Entwicklungszusammenarbeit ist schon längst mehr als Brunnenbauen. Neben bewährten Produkten geht es immer mehr um innovative Lösungen, die Antworten auf die drängendsten Fragen unserer Zeit geben. Die Globalisierung hat die Welt verändert, sie ist digitaler und vernetzter als je zuvor. Klimawandel, Migration und Coronakrise stellen globale Herausforderungen dar, die global gelöst werden müssen. Entwicklungszusammenarbeit wird mehr und mehr zur internationalen Zusammenarbeit. Der klassische Ansatz Hilfe zur Selbsthilfe reicht längst nicht mehr aus.
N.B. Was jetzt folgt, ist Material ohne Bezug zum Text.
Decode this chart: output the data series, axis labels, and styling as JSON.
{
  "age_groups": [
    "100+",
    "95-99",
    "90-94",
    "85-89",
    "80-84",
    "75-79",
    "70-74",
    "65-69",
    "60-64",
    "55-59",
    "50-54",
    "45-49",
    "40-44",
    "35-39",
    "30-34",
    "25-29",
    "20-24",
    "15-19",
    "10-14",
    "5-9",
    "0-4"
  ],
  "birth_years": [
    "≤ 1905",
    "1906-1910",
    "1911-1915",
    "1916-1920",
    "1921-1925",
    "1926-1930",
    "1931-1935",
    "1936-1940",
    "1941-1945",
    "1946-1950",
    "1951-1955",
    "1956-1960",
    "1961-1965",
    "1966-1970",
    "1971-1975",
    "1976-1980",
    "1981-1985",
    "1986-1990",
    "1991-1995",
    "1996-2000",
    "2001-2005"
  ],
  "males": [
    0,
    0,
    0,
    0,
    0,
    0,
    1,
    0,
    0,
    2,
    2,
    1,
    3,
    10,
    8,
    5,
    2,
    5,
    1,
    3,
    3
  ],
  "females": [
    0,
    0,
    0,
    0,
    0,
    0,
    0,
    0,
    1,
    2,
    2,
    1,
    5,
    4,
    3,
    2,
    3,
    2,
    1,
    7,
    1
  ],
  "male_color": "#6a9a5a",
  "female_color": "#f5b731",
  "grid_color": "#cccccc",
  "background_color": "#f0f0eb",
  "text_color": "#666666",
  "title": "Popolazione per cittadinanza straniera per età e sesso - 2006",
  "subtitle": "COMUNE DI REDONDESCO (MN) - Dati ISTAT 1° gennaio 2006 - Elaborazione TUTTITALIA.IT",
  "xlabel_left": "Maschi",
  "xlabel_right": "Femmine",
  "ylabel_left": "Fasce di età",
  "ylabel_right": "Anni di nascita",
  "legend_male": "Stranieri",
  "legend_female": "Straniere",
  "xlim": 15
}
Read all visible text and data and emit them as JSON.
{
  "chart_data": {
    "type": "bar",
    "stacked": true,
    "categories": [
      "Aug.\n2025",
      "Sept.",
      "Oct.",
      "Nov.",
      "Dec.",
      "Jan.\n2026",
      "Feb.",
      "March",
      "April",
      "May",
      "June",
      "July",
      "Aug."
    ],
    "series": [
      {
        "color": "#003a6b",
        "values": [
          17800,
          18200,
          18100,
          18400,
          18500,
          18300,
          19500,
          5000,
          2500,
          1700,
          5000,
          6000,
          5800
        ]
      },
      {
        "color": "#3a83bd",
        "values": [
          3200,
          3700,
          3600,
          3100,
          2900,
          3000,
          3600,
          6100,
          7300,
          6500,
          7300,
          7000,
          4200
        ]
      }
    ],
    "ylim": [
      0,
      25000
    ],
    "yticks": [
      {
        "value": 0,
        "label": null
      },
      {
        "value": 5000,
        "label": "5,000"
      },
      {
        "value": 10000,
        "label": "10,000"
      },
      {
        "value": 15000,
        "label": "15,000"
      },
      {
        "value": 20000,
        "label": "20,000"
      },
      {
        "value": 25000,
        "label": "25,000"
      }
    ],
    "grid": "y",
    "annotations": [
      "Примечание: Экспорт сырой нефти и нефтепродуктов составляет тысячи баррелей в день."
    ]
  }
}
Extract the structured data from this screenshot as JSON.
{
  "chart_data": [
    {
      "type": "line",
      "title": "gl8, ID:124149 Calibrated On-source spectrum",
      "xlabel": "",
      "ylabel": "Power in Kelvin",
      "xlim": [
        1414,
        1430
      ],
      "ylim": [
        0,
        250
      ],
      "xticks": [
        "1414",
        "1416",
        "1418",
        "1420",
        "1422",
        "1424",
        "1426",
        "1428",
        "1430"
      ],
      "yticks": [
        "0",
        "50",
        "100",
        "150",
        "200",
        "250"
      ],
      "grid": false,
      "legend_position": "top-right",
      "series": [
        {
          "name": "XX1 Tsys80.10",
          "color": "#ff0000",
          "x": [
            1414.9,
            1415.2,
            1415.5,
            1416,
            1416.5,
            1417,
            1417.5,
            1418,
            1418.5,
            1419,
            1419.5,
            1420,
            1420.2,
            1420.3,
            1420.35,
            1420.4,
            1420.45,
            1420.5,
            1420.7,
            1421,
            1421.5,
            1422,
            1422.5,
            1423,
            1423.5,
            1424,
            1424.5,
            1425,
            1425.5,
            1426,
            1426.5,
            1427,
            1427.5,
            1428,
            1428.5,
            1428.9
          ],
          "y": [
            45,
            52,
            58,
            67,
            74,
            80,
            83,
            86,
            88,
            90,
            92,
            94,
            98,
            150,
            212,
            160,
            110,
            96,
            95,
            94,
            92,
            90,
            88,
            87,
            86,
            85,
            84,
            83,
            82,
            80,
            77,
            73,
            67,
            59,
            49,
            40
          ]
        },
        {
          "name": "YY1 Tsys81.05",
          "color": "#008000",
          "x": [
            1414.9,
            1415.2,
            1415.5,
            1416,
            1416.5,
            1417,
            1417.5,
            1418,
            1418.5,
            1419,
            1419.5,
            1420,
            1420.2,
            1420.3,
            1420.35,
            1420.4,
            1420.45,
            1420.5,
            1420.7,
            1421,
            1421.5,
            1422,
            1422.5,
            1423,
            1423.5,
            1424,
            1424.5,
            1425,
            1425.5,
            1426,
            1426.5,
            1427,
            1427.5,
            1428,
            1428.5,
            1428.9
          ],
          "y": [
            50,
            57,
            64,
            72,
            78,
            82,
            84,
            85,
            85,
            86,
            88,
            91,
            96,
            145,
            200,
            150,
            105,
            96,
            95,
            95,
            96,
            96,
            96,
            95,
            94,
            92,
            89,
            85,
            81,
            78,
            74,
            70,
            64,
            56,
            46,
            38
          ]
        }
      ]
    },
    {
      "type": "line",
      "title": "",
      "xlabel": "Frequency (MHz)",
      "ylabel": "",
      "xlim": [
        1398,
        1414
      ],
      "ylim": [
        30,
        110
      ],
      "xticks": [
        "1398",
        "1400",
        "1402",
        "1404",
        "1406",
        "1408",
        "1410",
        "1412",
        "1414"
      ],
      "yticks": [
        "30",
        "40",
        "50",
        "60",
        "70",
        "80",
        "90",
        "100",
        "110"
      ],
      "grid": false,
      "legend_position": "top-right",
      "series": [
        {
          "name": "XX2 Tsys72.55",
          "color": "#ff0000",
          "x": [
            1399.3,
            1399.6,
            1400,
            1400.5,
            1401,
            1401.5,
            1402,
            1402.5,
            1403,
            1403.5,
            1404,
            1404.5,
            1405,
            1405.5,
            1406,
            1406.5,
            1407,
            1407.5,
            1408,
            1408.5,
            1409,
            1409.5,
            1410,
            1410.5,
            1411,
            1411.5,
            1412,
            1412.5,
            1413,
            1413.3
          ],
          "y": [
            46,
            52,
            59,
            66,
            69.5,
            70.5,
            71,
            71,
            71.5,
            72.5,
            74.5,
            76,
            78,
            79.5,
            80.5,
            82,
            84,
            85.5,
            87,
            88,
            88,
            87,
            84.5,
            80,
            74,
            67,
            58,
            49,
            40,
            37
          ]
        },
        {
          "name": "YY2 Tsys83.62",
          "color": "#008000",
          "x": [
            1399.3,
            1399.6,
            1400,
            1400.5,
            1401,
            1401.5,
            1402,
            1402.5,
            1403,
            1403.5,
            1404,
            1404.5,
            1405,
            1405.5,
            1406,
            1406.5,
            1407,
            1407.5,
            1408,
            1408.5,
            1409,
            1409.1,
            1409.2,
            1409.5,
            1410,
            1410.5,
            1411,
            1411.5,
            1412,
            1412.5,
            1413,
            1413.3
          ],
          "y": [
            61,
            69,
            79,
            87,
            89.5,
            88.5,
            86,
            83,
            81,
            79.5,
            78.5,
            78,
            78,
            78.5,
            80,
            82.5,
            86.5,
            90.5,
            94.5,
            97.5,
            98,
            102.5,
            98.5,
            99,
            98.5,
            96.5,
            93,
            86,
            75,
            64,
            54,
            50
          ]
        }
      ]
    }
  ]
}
Zahlreiche Geber gestalten und unterstützen weltweite Programme. Dabei erinnert Entwicklungszusammenarbeit an einen Gemischtwarenladen: Sie bietet für viele etwas – aber nicht für alle überall das Passende. Grundsätzlich winken Auftragschancen in fast allen Entwicklungs- und Schwellenländern sowie in vielen Branchen – von Bildung über Energie, Gesundheit, Schienenverkehr und Straßen bis hin zu Wasserversorgung. Nachgefragt werden Lieferungen von A wie Abwasserrohre bis Z wie Zelte sowie diverse Bauleistungen. Begleitet werden sie von vielfältigen Beratungsleistungen, meist über alle Phasen eines Projekts hinweg, von Machbarkeitsstudien über Durchführungsconsulting bis zur finalen Evaluation.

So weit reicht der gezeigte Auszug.